I'd say you need less structure, otherwise you have to query the DB to find existing information, and then update the record.
So something much more like an activity log, and pull out the structured information through queries.
The the question is what actions do you want to log, and what information from that action?
Yes this is something ACCESS-NRI wants to do, but you know, time and resources ....
It would also be helpful if it was possible for cookbook users to query the DB to find out who is using a given dataset. For example
The the question is what actions do you want to log, and what information from that action?
Log each variable requested in each .nc file accessed via calls to cc.querying.getvar
, recording
This would make enormous log files, which is why I suggested condensing it by storing only the total number of accesses by each user and the date of most recent access.
It would also be nice to be able to look up username to get real name and email address. Not sure if that's possible.
Just noting that most of the time I don't use cc.querying.getvar
to access data from runs on ik11
etc. I usually just use xr.open_mfdataset
on the raw files. I'm not sure how many others are in the same boat.
Thanks @rmholmes, good point.
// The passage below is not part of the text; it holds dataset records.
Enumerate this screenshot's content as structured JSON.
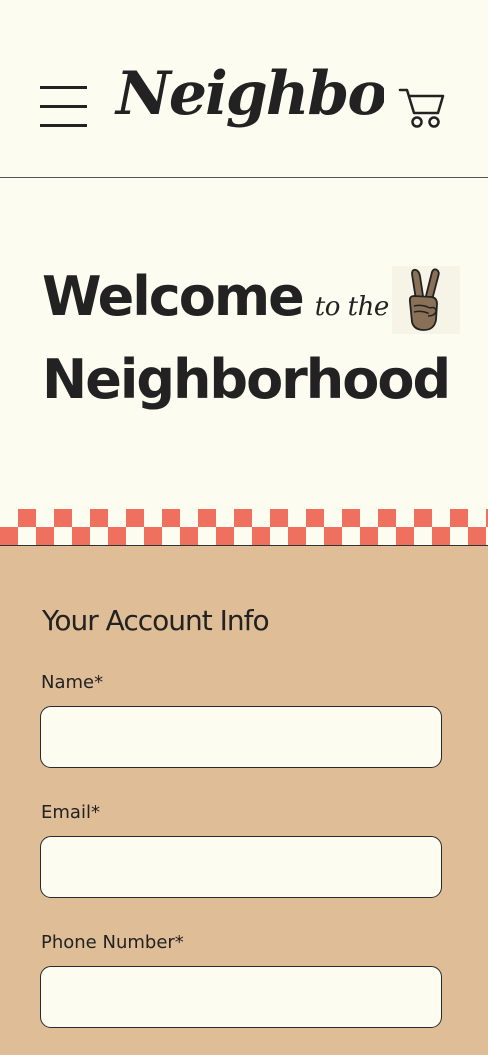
{
  "header": {
    "logo_text": "Neighborly",
    "menu_icon": "hamburger-menu-icon",
    "cart_icon": "shopping-cart-icon"
  },
  "hero": {
    "welcome": "Welcome",
    "to_the": "to the",
    "neighborhood": "Neighborhood",
    "emoji_icon": "peace-sign-hand-icon"
  },
  "form": {
    "title": "Your Account Info",
    "fields": [
      {
        "label": "Name*",
        "value": "",
        "placeholder": ""
      },
      {
        "label": "Email*",
        "value": "",
        "placeholder": ""
      },
      {
        "label": "Phone Number*",
        "value": "",
        "placeholder": ""
      }
    ]
  },
  "colors": {
    "background": "#fdfcf1",
    "form_background": "#dfbd96",
    "checker_accent": "#f07060",
    "text": "#222222"
  }
}
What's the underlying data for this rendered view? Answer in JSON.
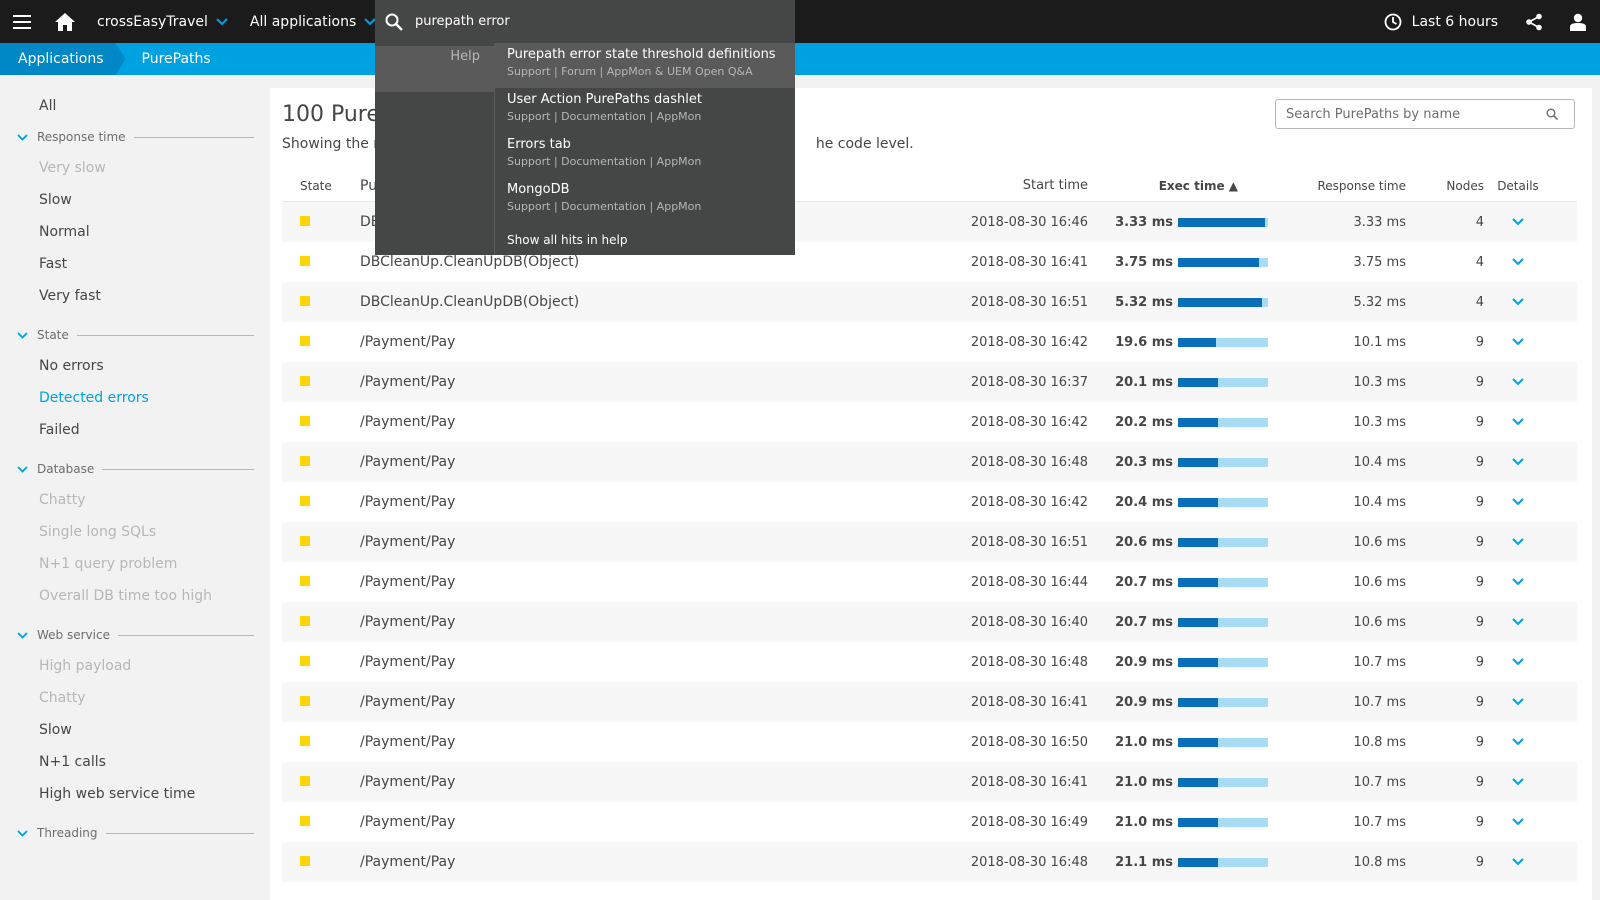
{
  "topbar": {
    "app_name": "crossEasyTravel",
    "all_apps_label": "All applications",
    "search_value": "purepath error",
    "timeframe": "Last 6 hours"
  },
  "breadcrumb": {
    "items": [
      "Applications",
      "PurePaths"
    ]
  },
  "sidebar": {
    "all": "All",
    "groups": [
      {
        "title": "Response time",
        "items": [
          {
            "label": "Very slow",
            "state": "muted"
          },
          {
            "label": "Slow",
            "state": "normal"
          },
          {
            "label": "Normal",
            "state": "normal"
          },
          {
            "label": "Fast",
            "state": "normal"
          },
          {
            "label": "Very fast",
            "state": "normal"
          }
        ]
      },
      {
        "title": "State",
        "items": [
          {
            "label": "No errors",
            "state": "normal"
          },
          {
            "label": "Detected errors",
            "state": "active"
          },
          {
            "label": "Failed",
            "state": "normal"
          }
        ]
      },
      {
        "title": "Database",
        "items": [
          {
            "label": "Chatty",
            "state": "muted"
          },
          {
            "label": "Single long SQLs",
            "state": "muted"
          },
          {
            "label": "N+1 query problem",
            "state": "muted"
          },
          {
            "label": "Overall DB time too high",
            "state": "muted"
          }
        ]
      },
      {
        "title": "Web service",
        "items": [
          {
            "label": "High payload",
            "state": "muted"
          },
          {
            "label": "Chatty",
            "state": "muted"
          },
          {
            "label": "Slow",
            "state": "normal"
          },
          {
            "label": "N+1 calls",
            "state": "normal"
          },
          {
            "label": "High web service time",
            "state": "normal"
          }
        ]
      },
      {
        "title": "Threading",
        "items": []
      }
    ]
  },
  "main": {
    "title_visible": "100 PureP",
    "subtitle_left": "Showing the m",
    "subtitle_right": "he code level.",
    "search_placeholder": "Search PurePaths by name",
    "columns": {
      "state": "State",
      "name": "Pu",
      "start": "Start time",
      "exec": "Exec time ▲",
      "response": "Response time",
      "nodes": "Nodes",
      "details": "Details"
    },
    "rows": [
      {
        "name": "DE",
        "start": "2018-08-30 16:46",
        "exec": "3.33 ms",
        "exec_fraction": 0.97,
        "response": "3.33 ms",
        "nodes": "4"
      },
      {
        "name": "DBCleanUp.CleanUpDB(Object)",
        "start": "2018-08-30 16:41",
        "exec": "3.75 ms",
        "exec_fraction": 0.9,
        "response": "3.75 ms",
        "nodes": "4"
      },
      {
        "name": "DBCleanUp.CleanUpDB(Object)",
        "start": "2018-08-30 16:51",
        "exec": "5.32 ms",
        "exec_fraction": 0.93,
        "response": "5.32 ms",
        "nodes": "4"
      },
      {
        "name": "/Payment/Pay",
        "start": "2018-08-30 16:42",
        "exec": "19.6 ms",
        "exec_fraction": 0.42,
        "response": "10.1 ms",
        "nodes": "9"
      },
      {
        "name": "/Payment/Pay",
        "start": "2018-08-30 16:37",
        "exec": "20.1 ms",
        "exec_fraction": 0.44,
        "response": "10.3 ms",
        "nodes": "9"
      },
      {
        "name": "/Payment/Pay",
        "start": "2018-08-30 16:42",
        "exec": "20.2 ms",
        "exec_fraction": 0.44,
        "response": "10.3 ms",
        "nodes": "9"
      },
      {
        "name": "/Payment/Pay",
        "start": "2018-08-30 16:48",
        "exec": "20.3 ms",
        "exec_fraction": 0.44,
        "response": "10.4 ms",
        "nodes": "9"
      },
      {
        "name": "/Payment/Pay",
        "start": "2018-08-30 16:42",
        "exec": "20.4 ms",
        "exec_fraction": 0.44,
        "response": "10.4 ms",
        "nodes": "9"
      },
      {
        "name": "/Payment/Pay",
        "start": "2018-08-30 16:51",
        "exec": "20.6 ms",
        "exec_fraction": 0.44,
        "response": "10.6 ms",
        "nodes": "9"
      },
      {
        "name": "/Payment/Pay",
        "start": "2018-08-30 16:44",
        "exec": "20.7 ms",
        "exec_fraction": 0.44,
        "response": "10.6 ms",
        "nodes": "9"
      },
      {
        "name": "/Payment/Pay",
        "start": "2018-08-30 16:40",
        "exec": "20.7 ms",
        "exec_fraction": 0.44,
        "response": "10.6 ms",
        "nodes": "9"
      },
      {
        "name": "/Payment/Pay",
        "start": "2018-08-30 16:48",
        "exec": "20.9 ms",
        "exec_fraction": 0.44,
        "response": "10.7 ms",
        "nodes": "9"
      },
      {
        "name": "/Payment/Pay",
        "start": "2018-08-30 16:41",
        "exec": "20.9 ms",
        "exec_fraction": 0.44,
        "response": "10.7 ms",
        "nodes": "9"
      },
      {
        "name": "/Payment/Pay",
        "start": "2018-08-30 16:50",
        "exec": "21.0 ms",
        "exec_fraction": 0.44,
        "response": "10.8 ms",
        "nodes": "9"
      },
      {
        "name": "/Payment/Pay",
        "start": "2018-08-30 16:41",
        "exec": "21.0 ms",
        "exec_fraction": 0.44,
        "response": "10.7 ms",
        "nodes": "9"
      },
      {
        "name": "/Payment/Pay",
        "start": "2018-08-30 16:49",
        "exec": "21.0 ms",
        "exec_fraction": 0.44,
        "response": "10.7 ms",
        "nodes": "9"
      },
      {
        "name": "/Payment/Pay",
        "start": "2018-08-30 16:48",
        "exec": "21.1 ms",
        "exec_fraction": 0.44,
        "response": "10.8 ms",
        "nodes": "9"
      }
    ]
  },
  "dropdown": {
    "category": "Help",
    "results": [
      {
        "title": "Purepath error state threshold definitions",
        "meta": "Support | Forum | AppMon & UEM Open Q&A"
      },
      {
        "title": "User Action PurePaths dashlet",
        "meta": "Support | Documentation | AppMon"
      },
      {
        "title": "Errors tab",
        "meta": "Support | Documentation | AppMon"
      },
      {
        "title": "MongoDB",
        "meta": "Support | Documentation | AppMon"
      }
    ],
    "show_all": "Show all hits in help"
  },
  "colors": {
    "topbar_bg": "#1b1b1b",
    "accent": "#00a1e0",
    "state_warning": "#ffd400",
    "bar_fill": "#0b6eb8",
    "bar_track": "#a8dcf5"
  },
  "icons": {
    "menu": "hamburger-menu-icon",
    "home": "home-icon",
    "search": "search-icon",
    "clock": "clock-icon",
    "share": "share-icon",
    "user": "user-icon",
    "chevron": "chevron-down-icon"
  }
}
I suspect most usage is via the cookbook, but we don't actually know.
We can't hope to cover every access method, but any info on usage is better than none - e.g. we can be sure we shouldn't delete data if it's actively used via the cookbook, but if there are no cookbook users we'd need to ask around whether anyone is accessing data via some other method before deleting it.
For the purposes of cleanup, we can identify files that haven't been recently accessed using the -atime
option of find
, e.g. https://forum.access-hive.org.au/t/g-data-ik11-cleanup/2153/13, but it would be much more useful to know who accessed them.
Just a thought - for the big 0.1deg runs we save a lot of data on request but it's sometimes unclear how much of it actually gets used or by who, so it's hard to tell whether some of it could be deleted to save space, or whether some diagnostics could be dropped for future runs.
To assist with managing our storage it could be useful to make
querying.getvar
log which files are actually getting accessed, e.g. by having the database store the total number of requests for each file, and the date of the most recent request. If the username is accessible, the total count and most recent access could be recorded per-user. The DB could then be queried to find big files that nobody needs anymore.This data could also be useful for documenting the research impact of the cosima datasets, e.g. for grant applications.